Unlike Bestie, however, Rolf has never stopped doing what he always did best. The beard, glasses and quiff are still introducing the nation's children to the delights of 'caaaaaaaar-tooons'. At 63, he has just finished in panto in Bath, where he starred alongside Gareth Chilcott, the cauliflower-eared ex-rugby forward, who was apparently 'a lovely fella, bit of difficulty with, the actual, y'know, words, but a terrific bloke'.

And now there's his jaunty, playful rendition of 'Stairway'. Rolf recorded it when he appeared on an Australian television programme called Your Money Or Your Gun in 1989. The show's running gag was that musical guests had to play the song in their own style. Alien Sex Fiend had once done a punk version of 'Sun Arise', so here was Rolf's chance to reverse the trend. He asked for the sheet music, rehearsed with his band for half an hour and set about deconstructing a classic. 'How's this make you blokes feel?' he asks his backing singers halfway through. 'Oooh, it makes us wonder,' they reply, echoing the song's legendary chorus. 'Yeah, same here,' he says.

According to the show's musical director, Chris Harriott, Rolf's version was 'ripe with grooves and hot with attitude. It was, if you will, musical cubism.' Rolf, on the other hand, thought it was 'a bit of fun, really'.

His idea was to perform the song as he had done 'Tie Me Kangaroo Down Sport' in 1960. 'We had all the same features, the accordion, the wobble-board,' he said. 'But we did it in E Flat. I only had an E flat didgeridoo.'

It was 'Tie Me Kangaroo Down' that changed Rolf's life. Until its success he had been a struggling children's entertainer in Perth, and suddenly became internationally renowned.

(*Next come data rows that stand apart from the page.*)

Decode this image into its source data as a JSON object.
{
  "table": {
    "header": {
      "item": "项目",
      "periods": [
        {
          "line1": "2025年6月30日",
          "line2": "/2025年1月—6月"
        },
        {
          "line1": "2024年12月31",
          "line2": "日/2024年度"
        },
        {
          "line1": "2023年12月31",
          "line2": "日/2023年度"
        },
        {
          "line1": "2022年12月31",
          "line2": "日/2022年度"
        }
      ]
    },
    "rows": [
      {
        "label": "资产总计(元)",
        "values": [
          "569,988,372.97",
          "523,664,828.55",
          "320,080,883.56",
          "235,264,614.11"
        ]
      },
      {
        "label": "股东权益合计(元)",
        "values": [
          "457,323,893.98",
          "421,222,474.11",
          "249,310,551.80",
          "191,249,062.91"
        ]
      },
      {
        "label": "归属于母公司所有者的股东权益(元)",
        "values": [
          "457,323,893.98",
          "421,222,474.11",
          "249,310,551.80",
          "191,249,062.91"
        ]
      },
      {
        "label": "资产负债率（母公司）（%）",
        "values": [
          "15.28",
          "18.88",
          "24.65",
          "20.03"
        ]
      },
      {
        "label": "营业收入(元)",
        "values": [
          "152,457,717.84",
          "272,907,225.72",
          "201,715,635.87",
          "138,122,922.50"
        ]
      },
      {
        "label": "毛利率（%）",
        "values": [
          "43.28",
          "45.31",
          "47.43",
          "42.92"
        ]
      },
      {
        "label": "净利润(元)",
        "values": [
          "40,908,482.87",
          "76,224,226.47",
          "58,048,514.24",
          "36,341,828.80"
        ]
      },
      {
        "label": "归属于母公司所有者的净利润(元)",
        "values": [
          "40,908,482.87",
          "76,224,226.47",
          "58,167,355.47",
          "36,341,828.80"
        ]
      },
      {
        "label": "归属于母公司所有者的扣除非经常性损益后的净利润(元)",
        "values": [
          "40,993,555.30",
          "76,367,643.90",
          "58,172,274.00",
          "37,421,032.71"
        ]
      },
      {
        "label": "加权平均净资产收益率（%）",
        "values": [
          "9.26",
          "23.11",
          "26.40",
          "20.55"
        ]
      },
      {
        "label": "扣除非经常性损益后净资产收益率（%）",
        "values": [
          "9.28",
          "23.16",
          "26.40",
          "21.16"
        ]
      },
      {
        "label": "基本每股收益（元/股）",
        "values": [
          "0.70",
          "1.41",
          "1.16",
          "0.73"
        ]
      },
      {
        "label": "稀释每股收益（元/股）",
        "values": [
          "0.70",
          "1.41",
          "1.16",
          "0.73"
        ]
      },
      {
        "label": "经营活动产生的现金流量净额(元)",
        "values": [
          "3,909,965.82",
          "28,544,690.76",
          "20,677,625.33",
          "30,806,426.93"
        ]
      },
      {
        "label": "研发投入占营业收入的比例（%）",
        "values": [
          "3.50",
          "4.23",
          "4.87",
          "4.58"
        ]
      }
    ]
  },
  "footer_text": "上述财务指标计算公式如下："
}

'Funnily enough, first time I got on stage and sang 'Kangaroo' I got bloody booed off. I've always loved names, and I'd just put every Aussie name I could think of - Blue, Curly, Sport - to music. I thought 'Mind me platypus duck, Bill' was the funniest line anyone had ever written. Heeeherherhaahahaheehee. No one else did.'

The song also introduced, to a waiting world, the wobble-board. Like much of his career, Rolf happened upon this mould-breaking musical instrument by accident. He had spotted a piece of hard- board in a television studio and thought it would be a perfect background for a portrait.

'Someone had spilt paint all over it,' he said, his hands making splattering paint-brush motions. 'It was magic. In my studio I put some more background paint on it, but when the guy was about to come in for the sitting, it hadn't dried. I picked the board up to fan it dry, shook it and it went a- whoob-bloob-blimp-bloop. A magic sound. It had its own rhythm, like a pendulum.

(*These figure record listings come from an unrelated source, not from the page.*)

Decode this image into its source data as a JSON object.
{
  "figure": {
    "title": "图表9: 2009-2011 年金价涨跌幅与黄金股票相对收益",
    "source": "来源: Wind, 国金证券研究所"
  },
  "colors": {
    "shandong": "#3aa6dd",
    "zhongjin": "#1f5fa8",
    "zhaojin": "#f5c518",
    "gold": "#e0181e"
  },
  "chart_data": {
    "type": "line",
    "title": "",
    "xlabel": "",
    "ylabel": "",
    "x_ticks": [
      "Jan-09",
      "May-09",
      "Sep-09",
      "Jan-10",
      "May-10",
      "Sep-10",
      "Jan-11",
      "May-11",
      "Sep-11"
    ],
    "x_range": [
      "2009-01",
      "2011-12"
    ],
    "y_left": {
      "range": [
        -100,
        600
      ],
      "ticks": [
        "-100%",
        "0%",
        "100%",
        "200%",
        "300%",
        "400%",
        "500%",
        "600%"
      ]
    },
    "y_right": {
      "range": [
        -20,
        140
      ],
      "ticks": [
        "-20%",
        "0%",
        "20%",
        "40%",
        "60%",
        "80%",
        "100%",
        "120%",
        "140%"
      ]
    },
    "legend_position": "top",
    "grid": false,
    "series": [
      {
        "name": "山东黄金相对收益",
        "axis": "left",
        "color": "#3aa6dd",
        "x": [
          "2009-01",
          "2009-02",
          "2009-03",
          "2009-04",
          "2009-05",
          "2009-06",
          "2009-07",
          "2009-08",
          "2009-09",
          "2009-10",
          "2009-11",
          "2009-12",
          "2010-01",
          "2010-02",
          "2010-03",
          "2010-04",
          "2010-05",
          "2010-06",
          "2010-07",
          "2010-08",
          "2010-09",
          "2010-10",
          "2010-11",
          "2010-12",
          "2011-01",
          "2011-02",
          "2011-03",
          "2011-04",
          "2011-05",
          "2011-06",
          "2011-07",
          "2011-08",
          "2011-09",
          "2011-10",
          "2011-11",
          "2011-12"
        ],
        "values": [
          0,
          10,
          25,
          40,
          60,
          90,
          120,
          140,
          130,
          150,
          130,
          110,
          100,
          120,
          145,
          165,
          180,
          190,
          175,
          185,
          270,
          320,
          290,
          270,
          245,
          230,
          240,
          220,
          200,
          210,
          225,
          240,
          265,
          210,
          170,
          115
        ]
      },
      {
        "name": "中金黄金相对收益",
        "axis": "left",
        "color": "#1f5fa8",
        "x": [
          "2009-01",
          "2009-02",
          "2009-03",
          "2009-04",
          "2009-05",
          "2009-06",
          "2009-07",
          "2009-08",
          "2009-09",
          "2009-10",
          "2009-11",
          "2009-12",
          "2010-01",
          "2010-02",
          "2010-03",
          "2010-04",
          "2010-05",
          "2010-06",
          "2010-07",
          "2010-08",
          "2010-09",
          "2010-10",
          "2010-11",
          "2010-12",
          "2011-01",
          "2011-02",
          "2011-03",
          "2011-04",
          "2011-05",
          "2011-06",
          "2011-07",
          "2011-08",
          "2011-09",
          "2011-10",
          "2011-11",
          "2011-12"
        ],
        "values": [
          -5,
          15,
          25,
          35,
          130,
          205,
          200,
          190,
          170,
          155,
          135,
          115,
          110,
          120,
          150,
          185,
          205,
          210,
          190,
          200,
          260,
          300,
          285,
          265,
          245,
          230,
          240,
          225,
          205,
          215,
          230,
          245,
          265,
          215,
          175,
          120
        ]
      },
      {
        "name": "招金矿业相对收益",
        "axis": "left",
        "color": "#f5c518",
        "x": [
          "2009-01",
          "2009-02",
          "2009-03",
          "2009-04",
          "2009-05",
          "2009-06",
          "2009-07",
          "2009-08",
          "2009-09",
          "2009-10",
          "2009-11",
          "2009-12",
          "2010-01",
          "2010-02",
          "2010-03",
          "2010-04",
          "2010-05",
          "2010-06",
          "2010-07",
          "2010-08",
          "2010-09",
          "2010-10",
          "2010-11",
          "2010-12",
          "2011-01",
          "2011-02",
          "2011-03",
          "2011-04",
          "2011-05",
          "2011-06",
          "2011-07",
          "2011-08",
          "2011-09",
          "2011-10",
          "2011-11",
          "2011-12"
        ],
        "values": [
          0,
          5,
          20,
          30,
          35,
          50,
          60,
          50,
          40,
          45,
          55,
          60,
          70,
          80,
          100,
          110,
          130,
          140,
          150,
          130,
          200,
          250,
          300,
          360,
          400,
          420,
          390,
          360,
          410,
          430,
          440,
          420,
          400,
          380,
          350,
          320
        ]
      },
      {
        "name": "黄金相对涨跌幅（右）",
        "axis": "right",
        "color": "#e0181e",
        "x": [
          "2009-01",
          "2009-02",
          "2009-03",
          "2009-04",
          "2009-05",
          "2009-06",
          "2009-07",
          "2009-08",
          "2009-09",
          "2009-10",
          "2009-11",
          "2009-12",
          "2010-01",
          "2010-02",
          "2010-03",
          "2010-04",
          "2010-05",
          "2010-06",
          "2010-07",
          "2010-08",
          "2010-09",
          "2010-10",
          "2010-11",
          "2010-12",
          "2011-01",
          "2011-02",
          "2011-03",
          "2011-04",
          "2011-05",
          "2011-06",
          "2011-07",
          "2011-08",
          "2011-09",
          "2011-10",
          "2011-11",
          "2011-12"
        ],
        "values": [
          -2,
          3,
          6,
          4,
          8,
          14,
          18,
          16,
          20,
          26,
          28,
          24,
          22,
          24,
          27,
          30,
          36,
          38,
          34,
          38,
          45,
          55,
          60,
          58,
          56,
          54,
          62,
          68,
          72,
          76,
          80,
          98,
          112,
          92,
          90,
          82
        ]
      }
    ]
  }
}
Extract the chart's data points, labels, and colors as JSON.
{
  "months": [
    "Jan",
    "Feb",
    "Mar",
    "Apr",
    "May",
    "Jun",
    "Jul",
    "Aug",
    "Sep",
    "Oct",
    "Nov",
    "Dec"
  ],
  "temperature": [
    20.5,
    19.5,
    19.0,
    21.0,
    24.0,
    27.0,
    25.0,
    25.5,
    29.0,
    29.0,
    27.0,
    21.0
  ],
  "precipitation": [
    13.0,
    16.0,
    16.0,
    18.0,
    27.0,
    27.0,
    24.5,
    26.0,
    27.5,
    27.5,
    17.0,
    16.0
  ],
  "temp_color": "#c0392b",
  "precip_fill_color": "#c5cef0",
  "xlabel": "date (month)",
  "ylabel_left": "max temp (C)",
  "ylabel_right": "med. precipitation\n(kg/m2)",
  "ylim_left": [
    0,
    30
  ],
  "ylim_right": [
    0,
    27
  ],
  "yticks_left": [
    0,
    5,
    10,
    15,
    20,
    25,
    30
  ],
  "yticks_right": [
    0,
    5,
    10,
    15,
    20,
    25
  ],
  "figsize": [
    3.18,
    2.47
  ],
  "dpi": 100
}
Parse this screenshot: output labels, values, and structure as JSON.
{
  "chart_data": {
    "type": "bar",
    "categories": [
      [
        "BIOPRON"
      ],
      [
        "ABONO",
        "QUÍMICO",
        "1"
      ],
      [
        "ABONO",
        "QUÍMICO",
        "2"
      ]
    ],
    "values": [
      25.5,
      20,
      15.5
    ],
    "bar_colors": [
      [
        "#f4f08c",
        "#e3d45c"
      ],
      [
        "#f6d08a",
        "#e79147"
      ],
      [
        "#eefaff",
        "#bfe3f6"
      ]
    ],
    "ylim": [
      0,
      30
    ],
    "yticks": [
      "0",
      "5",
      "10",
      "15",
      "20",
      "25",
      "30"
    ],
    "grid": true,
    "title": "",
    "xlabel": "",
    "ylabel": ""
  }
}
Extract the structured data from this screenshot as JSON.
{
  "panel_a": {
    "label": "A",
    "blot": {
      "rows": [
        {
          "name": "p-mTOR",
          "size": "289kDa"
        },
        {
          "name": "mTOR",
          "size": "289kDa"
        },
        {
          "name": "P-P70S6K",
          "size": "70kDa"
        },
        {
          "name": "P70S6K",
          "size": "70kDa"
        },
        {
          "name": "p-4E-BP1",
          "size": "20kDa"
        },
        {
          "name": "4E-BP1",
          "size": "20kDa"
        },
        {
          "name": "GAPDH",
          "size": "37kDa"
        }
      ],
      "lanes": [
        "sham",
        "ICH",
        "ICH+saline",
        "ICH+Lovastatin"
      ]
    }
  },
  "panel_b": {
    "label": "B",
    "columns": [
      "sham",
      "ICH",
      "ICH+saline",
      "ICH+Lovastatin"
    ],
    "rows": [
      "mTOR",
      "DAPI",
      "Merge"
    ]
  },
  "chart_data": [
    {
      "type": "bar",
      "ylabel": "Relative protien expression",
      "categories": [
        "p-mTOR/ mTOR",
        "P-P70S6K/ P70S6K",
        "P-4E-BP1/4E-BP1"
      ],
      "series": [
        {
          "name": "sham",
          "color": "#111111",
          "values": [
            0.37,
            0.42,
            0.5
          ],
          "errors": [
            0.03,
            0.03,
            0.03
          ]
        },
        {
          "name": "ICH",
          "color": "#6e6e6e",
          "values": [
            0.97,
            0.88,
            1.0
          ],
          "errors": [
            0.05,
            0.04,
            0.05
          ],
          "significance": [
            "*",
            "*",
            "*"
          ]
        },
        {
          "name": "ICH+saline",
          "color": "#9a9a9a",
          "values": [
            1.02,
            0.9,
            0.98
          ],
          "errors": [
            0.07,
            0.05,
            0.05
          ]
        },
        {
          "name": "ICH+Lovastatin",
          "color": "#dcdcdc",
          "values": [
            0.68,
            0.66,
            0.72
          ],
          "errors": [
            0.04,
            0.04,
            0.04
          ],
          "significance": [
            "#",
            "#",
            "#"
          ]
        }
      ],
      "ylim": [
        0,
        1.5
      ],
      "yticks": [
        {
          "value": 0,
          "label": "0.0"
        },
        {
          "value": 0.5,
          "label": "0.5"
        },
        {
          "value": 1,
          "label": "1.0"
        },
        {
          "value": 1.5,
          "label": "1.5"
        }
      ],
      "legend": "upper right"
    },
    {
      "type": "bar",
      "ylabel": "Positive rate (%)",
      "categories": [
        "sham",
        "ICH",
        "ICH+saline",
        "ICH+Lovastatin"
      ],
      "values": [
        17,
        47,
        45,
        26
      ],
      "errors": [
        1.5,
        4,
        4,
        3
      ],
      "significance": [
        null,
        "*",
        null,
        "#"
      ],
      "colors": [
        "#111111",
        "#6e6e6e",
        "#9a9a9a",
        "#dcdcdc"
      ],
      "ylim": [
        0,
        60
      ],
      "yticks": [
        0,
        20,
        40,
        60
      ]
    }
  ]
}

'I assumed it was only the fact I'd painted it that it made this sound. I thought I'd invented something. Coupla years later, I discovered any piece of hardboard would do. It was a bit of a shock.'

It was a bit of a shock for the Masonite Corporation of America, too, which made thousands of wobble-boards in 1960 to coincide with the release of 'Tie Me Kangaroo Down'. The song died and they didn't sell any.

'Three years later it was released again,' Rolf said. 'It went mad in the US charts, they unloaded the lot of them and breathed a sigh of relief. Not that I got anything out of it. I've never been conscious of earning anything from anything I've ever done. But I guess I must have.'

Just as 'Tie Me Kangaroo Down' took its time to move, so did Rolf's 'Stairway'. About a year after the end of the series of Your Money Or Your Gun, the Australian Broadcasting Corporation had the idea of releasing all 22 versions of the song recorded on the show as an album. It took a further six months to garner all the appropriate permissions. Then, last summer, John Reed, Elton John's manager, heard Rolf's version on Australian radio and recommended it to Phonogram, Elton's record company, as a sure-fire No 1.

'I'd forgotten all about it,' said Rolf. 'We did it in one take, got our minuscule fee and went home. I never even saw it on air. You think of all the times you busted a gut trying to organise a hit record, and here's something we did so casually catching on. Jeez.'

At which more young women appeared to take Rolf off to his next appointment, giggling like schoolgirls as they went. 'Jeez, girls,' he mock-protested. As he left, his laugh echoed all the way up the office stairway.